Gold futures slid Friday morning as the U.S. dollar firmed and investors were parsing President-elect Joe Biden’s $1.9 trillion COVID-19 relief plan announced late Thursday.
Bullion has been particularly sensitive to moves in the U.S. dollar and a rise in government debt yields, which can undercut appetite for precious metals.
On Thursday, February gold prices gave up $11.40, or 0.6%, at $1,839.90, after a 0.2% decline on Thursday.
Silver for March delivery, meanwhile, shed 92 cents, or 3.7%, to trade at $24.87 an ounce, after gold’s sister metal added 0.9%, a day ago.
For the week, gold is still holding on to a 0.3% rise, while silver was headed for a 0.9% weekly advance.
At last check, the dollar was trading up 0.2% at 90.44, as gauged by the ICE U.S. Dollar IndexDXY, a measure of the buck against a half-dozen major-developed currencies.

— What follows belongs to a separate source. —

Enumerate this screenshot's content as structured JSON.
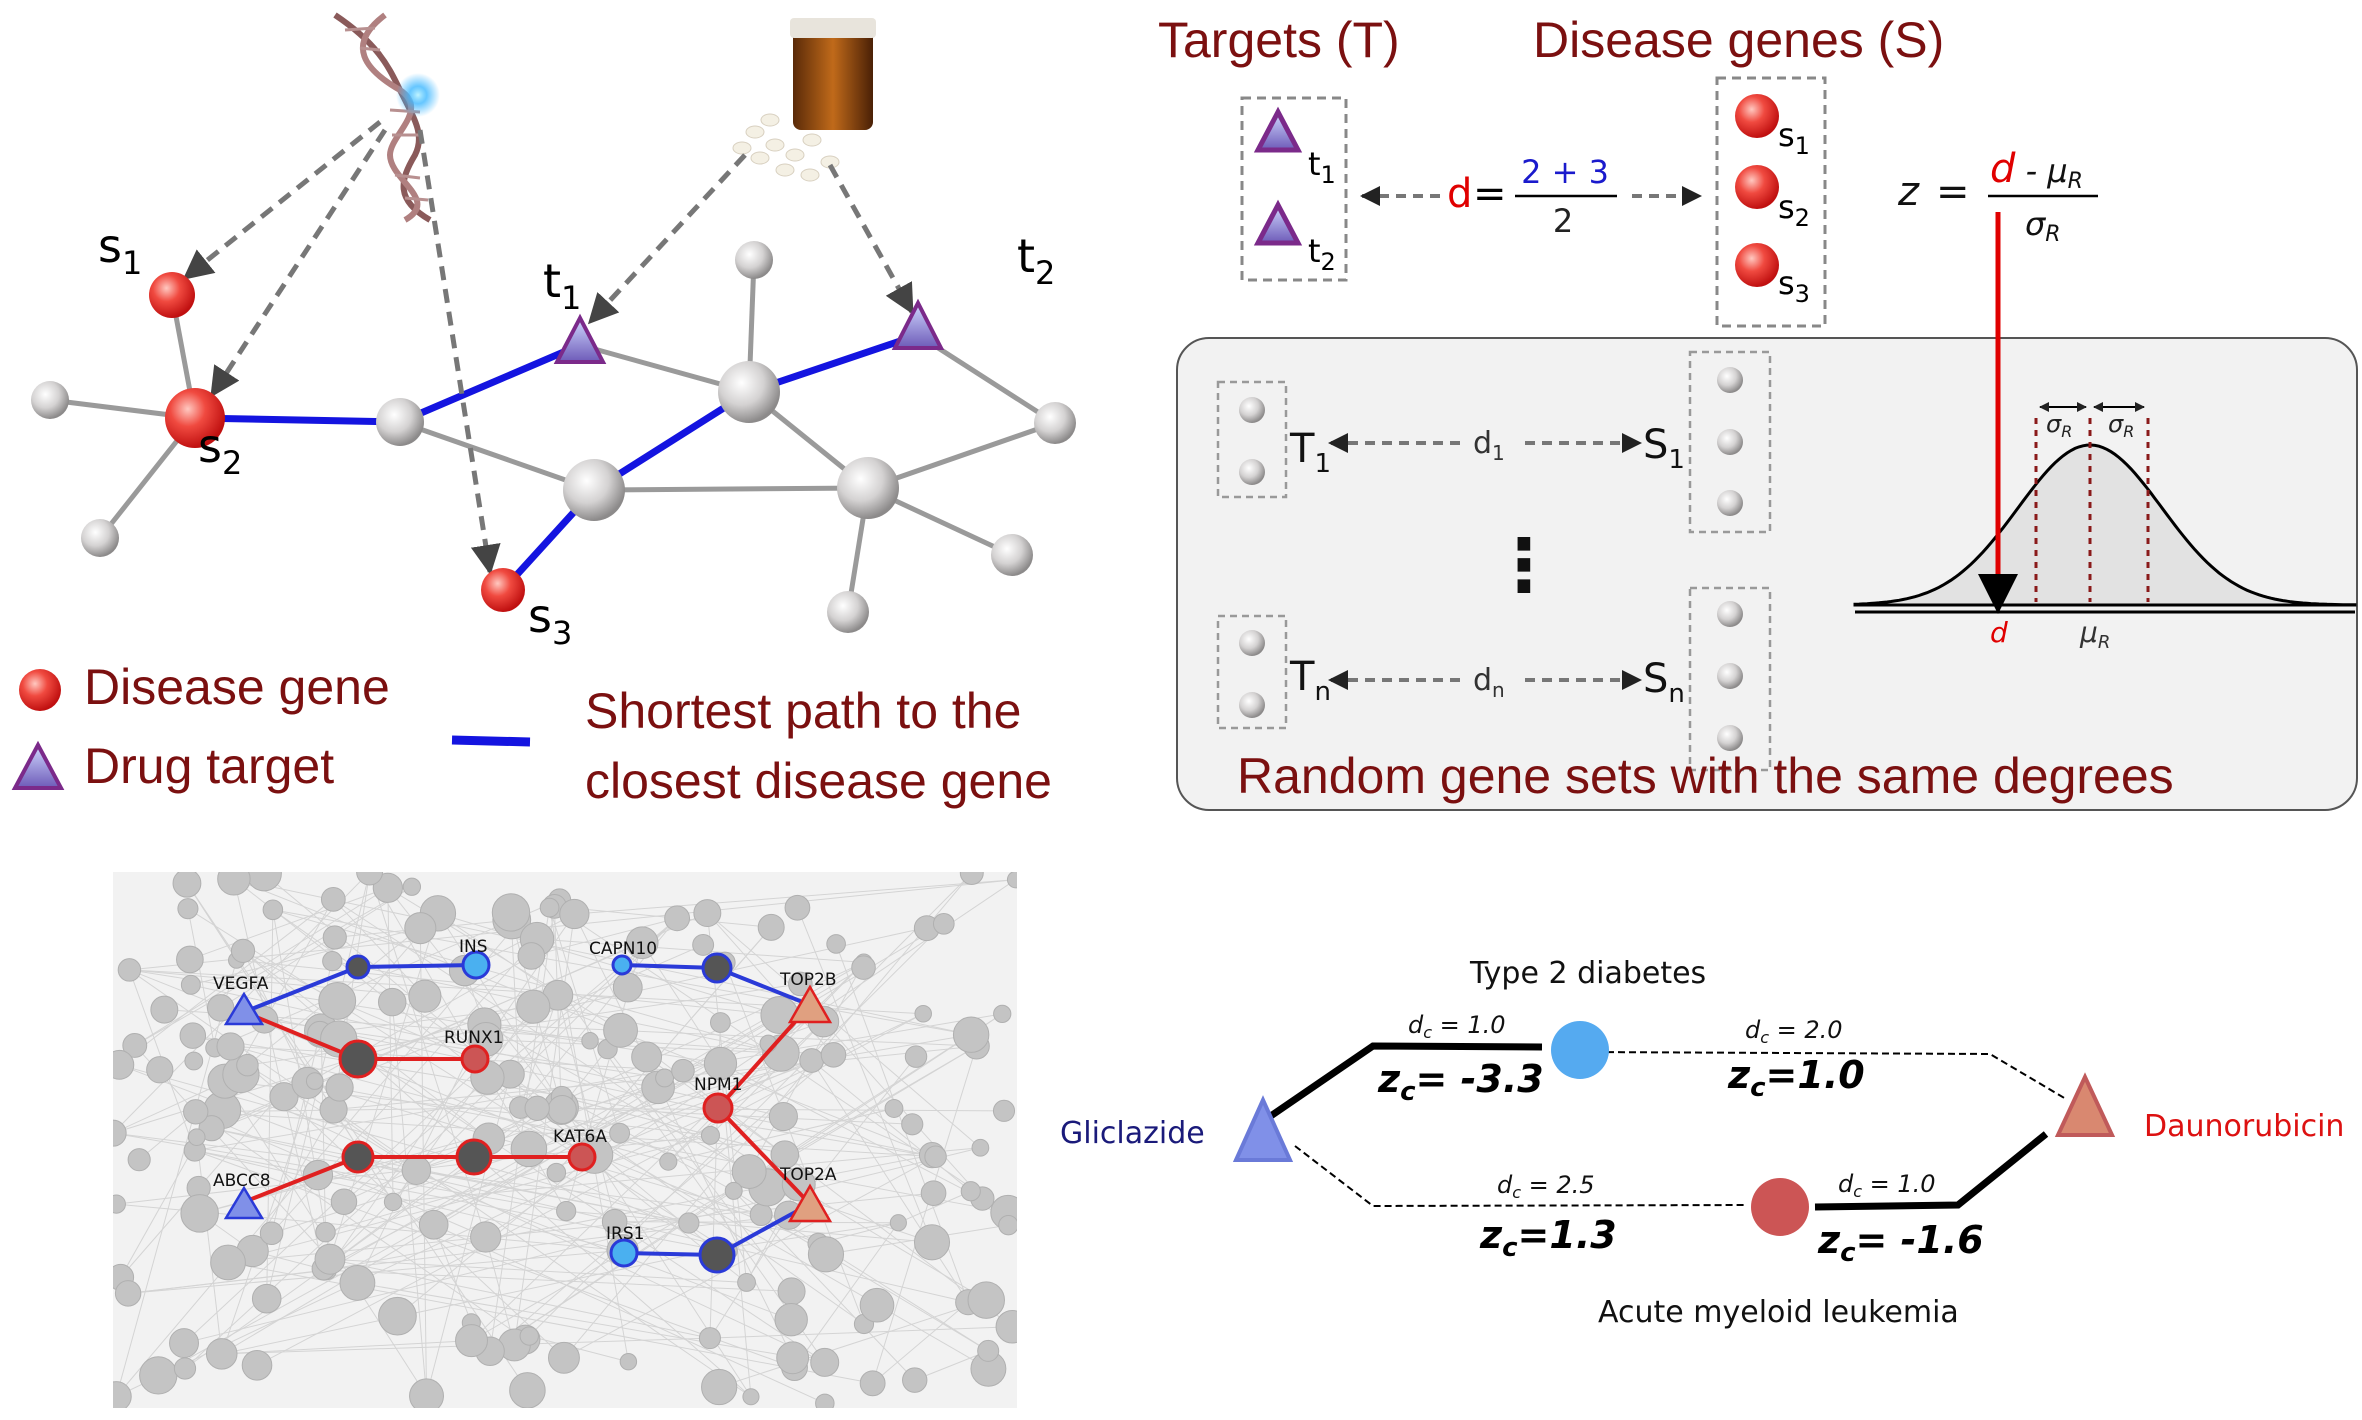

The dollar for the week, meanwhile, was looking at a 0.4% gain, while the 10-year Treasury note yield has held mostly steady at around 1.10% since last Friday.
Richer yields and a stronger dollar can dull the appeal of owning dollar-priced bullion but both factors have steadied in recent trade.
On Thursday, gold got a lift, pushing yields lower and prices of debt higher, after Federal Reserve Chairman Jerome Powell said that it isn’t time to consider exiting easy-money policies, as the U.S. combats the economic crisis wrought by the COVID-19 pandemic.
“Now is not the time to be talking about exit,” Powell said in a webcast with Princeton University on Thursday.
“With the Fed Chair pledging to provide ample warning time before any such tapering so as to avoid a repeat of the infamous ‘taper tantrum’ of 2013, gold bulls can take heart from the continued central bank support that should limit the precious metal’s downside for a while longer,” wrote Han Tan, market analyst at FXTM, in a research note on Friday.
Over the long-run commodity analysts remain bullish on gold, particularly on the back of outsize U.S. government spending, which could devalue dollars and buttress gold prices.
Biden’s fiscal plan calls for a round of $1,400-per-person direct payments to most households, a $400-a-week unemployment insurance supplement through September, expanded paid leave and increases in the child tax credit and help for states with the COVID-19 vaccine rollout.
On Friday, investors also were digesting a report on December retail sales which fell for a third straight month, dropping 0.7 %. Economists polled by Dow Jones and The Wall Street Journal has forecast a 0.1% decline.